Rearden looked at him for a long, still moment, then let the gold fall out of his hands.
Danneskjold's eyes did not follow it to the ground, but remained fixed on Rearden with no change of expression. "Would you rather I were a law-abiding citizen, Mr. Rearden? If so, which law should I abide by? Directive 10-289?"
"Ragnar Danneskjold ..." said Rearden, as if he were seeing the whole of the past decade, as if he were looking at the enormity of a crime spread through ten years and held within two words.
"Look more carefully, Mr. Rearden. There are only two modes of living left to us today: to be a looter who robs disarmed victims or to be a victim who works for the benefit of his own despoilers. I did not choose to be either."
"You chose to live by means of force, like the rest of them."
"Yes--openly. Honestly, if you will. I do not rob men who are tied and gagged, I do not demand that my victims help me, I do not tell them that I am acting for their own good. I stake my life in every encounter with men, and they have a chance to match their guns and their brains against mine in fair battle. Fair? It's I against the organized strength, the guns, the planes, the battleships of five continents. If it's a moral judgment that you wish to pronounce, Mr. Rearden, then who is the man of higher morality: I or Wesley Mouch?"
"I have no answer to give you," said Rearden, his voice low.
"Why should you be shocked, Mr. Rearden? I am merely complying with the system which my fellow men have established. If they believe that force is the proper means to deal with one another, I am giving them what they ask for. If they believe that the purpose of my life is to serve them, let them try to enforce their creed. If they believe that my mind is their property--let them come and get it."
"But what sort of life have you chosen? To what purpose are you giving your mind?"
"To the cause of my love."
"Which is what?"
"Justice."
"Served by being a pirate?"
"By working for the day when I won't have to be a pirate any longer."
"Which day is that?"
"The day when you'll be free to make a profit on Rearden Metal."
"Oh God!" said Rearden, laughing, his voice desperate. "Is that your ambition?"
Danneskjold's face did not change. "It is."
"Do you expect to live to see that day?"
"Yes. Don't you?"
."No."
"Then what are you looking forward to, Mr. Rearden?"
"Nothing."
"What are you working for?"
Rearden glanced at him. "Why do you ask that?"
"To make you understand why I'm not."
"Don't expect me ever to approve of a criminal."

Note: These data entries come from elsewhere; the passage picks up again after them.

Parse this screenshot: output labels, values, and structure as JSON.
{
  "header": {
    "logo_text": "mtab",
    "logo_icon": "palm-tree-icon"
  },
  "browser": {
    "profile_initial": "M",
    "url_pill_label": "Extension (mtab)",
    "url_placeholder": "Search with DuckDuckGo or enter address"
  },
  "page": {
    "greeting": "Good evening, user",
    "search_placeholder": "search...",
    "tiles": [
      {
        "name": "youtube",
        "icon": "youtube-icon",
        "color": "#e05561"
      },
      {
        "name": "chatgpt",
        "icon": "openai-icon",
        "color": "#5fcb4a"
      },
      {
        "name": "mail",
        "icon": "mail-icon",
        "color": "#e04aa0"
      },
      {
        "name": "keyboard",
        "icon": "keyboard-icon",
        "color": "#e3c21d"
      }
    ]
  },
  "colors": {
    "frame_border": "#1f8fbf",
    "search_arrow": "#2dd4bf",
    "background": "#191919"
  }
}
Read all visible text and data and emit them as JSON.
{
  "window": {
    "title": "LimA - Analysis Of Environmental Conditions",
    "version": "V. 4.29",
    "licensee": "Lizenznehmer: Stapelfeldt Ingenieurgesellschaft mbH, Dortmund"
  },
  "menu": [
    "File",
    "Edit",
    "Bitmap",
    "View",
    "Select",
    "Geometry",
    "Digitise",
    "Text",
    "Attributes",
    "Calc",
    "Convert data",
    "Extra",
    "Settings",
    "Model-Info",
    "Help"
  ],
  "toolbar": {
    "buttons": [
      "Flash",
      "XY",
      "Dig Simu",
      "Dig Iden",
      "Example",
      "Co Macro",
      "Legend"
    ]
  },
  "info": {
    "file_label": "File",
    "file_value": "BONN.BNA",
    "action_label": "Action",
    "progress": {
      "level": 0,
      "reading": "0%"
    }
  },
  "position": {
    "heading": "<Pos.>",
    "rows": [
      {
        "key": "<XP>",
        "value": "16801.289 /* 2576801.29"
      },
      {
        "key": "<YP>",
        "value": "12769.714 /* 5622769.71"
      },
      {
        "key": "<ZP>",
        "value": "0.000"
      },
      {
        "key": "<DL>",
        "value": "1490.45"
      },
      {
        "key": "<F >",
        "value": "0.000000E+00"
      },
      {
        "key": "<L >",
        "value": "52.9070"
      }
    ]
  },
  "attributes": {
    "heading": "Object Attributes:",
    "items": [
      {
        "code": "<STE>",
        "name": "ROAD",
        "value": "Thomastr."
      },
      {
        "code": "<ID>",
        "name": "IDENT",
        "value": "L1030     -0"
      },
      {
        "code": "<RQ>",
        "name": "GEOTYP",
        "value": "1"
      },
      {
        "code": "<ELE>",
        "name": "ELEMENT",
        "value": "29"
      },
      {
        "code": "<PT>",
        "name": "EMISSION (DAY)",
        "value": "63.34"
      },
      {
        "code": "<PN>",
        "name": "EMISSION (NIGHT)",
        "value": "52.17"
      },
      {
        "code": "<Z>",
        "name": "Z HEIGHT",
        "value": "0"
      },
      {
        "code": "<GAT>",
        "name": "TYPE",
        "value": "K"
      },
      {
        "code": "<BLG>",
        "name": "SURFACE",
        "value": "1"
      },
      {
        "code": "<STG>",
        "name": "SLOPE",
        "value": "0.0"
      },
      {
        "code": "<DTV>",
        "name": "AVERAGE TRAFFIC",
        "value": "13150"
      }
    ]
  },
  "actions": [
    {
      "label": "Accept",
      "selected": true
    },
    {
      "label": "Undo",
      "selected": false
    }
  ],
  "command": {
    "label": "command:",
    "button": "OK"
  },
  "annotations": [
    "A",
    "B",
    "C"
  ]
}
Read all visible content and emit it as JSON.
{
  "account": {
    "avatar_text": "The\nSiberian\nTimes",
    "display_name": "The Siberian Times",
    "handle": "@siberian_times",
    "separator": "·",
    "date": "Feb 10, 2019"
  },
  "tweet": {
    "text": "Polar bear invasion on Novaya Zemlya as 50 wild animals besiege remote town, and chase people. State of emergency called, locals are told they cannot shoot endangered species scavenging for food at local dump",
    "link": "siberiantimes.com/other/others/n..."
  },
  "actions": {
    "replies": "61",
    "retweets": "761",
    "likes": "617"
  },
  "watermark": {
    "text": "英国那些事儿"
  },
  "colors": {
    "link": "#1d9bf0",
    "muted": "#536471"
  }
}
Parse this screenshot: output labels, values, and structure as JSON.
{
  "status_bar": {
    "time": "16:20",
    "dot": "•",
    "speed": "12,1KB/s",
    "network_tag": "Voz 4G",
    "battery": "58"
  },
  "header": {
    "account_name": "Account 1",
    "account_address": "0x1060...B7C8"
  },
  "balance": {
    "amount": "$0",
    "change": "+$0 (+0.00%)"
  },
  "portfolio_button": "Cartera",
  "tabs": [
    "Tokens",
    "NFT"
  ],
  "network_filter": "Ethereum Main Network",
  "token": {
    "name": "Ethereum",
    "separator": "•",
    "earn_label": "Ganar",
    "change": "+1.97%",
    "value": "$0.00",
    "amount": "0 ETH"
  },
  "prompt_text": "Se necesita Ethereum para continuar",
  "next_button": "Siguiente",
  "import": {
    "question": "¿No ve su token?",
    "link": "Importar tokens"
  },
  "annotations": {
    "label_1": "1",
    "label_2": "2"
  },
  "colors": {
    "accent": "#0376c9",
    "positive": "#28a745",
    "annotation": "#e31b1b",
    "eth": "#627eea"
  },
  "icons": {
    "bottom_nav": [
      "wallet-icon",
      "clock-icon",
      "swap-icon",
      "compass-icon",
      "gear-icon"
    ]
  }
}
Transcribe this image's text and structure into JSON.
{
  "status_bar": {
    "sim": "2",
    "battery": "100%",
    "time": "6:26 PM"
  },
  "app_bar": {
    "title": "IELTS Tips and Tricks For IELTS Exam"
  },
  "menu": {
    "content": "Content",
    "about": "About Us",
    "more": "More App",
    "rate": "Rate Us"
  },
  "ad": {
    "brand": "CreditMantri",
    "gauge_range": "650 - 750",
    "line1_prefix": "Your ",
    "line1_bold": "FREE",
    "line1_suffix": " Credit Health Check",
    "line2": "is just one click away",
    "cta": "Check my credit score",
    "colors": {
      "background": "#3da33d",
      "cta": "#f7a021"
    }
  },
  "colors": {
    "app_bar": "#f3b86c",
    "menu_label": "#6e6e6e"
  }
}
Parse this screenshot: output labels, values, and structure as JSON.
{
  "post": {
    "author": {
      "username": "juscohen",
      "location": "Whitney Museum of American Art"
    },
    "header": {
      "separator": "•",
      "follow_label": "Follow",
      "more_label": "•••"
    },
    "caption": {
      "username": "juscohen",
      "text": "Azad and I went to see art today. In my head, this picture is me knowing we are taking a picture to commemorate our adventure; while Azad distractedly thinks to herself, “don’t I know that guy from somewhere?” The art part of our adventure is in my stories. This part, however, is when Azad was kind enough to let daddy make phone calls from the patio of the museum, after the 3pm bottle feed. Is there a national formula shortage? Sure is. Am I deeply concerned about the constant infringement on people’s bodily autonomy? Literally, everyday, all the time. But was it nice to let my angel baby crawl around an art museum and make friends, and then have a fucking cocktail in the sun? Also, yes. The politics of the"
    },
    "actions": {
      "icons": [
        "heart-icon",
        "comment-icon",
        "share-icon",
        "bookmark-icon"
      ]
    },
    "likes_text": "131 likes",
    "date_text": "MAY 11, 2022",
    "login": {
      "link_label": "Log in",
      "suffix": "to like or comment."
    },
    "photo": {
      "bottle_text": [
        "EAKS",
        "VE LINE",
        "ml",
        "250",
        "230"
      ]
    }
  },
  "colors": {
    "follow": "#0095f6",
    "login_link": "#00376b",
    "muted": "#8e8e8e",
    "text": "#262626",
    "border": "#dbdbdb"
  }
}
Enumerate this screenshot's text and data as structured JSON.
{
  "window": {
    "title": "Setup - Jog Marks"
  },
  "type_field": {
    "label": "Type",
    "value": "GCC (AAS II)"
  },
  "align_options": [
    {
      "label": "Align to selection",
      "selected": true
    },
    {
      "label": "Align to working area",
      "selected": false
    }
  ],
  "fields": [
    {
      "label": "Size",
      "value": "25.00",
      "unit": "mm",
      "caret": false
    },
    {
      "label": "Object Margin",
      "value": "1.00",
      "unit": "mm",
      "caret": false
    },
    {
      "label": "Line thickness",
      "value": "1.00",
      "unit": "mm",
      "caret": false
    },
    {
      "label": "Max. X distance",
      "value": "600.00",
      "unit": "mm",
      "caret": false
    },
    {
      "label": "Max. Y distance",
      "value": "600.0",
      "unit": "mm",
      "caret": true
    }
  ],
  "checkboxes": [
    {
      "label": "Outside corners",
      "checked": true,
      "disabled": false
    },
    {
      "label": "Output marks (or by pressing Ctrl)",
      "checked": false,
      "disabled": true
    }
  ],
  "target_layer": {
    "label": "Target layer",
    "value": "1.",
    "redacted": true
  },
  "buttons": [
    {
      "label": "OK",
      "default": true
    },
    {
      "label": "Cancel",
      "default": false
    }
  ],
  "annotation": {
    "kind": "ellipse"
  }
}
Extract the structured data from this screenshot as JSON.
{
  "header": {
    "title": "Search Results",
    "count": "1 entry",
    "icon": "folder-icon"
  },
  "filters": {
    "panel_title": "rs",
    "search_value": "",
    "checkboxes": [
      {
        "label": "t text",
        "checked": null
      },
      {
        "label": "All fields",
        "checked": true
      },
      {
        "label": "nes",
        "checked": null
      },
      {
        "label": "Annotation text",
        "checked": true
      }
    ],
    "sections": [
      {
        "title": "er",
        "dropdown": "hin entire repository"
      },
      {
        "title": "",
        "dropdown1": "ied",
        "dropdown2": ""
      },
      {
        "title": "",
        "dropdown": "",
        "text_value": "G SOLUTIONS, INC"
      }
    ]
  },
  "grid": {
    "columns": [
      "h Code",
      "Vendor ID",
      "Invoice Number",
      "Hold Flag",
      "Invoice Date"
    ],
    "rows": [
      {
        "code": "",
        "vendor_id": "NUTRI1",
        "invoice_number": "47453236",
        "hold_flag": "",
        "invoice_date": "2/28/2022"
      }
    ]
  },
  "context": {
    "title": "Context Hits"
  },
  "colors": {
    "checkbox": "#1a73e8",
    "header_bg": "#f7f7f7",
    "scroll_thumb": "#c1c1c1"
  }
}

"I don't expect it. But there are a few things I want to help you to see."
"Even if they're true, the things you said, why did you choose to be a. bandit? Why didn't you simply step out, like--" He stopped.
"Like Ellis Wyatt, Mr. Rearden? Like Andrew Stockton? Like your friend Ken Danagger?"
"Yes!"
"Would you approve of that?"
"I--" He stopped, shocked by his own words.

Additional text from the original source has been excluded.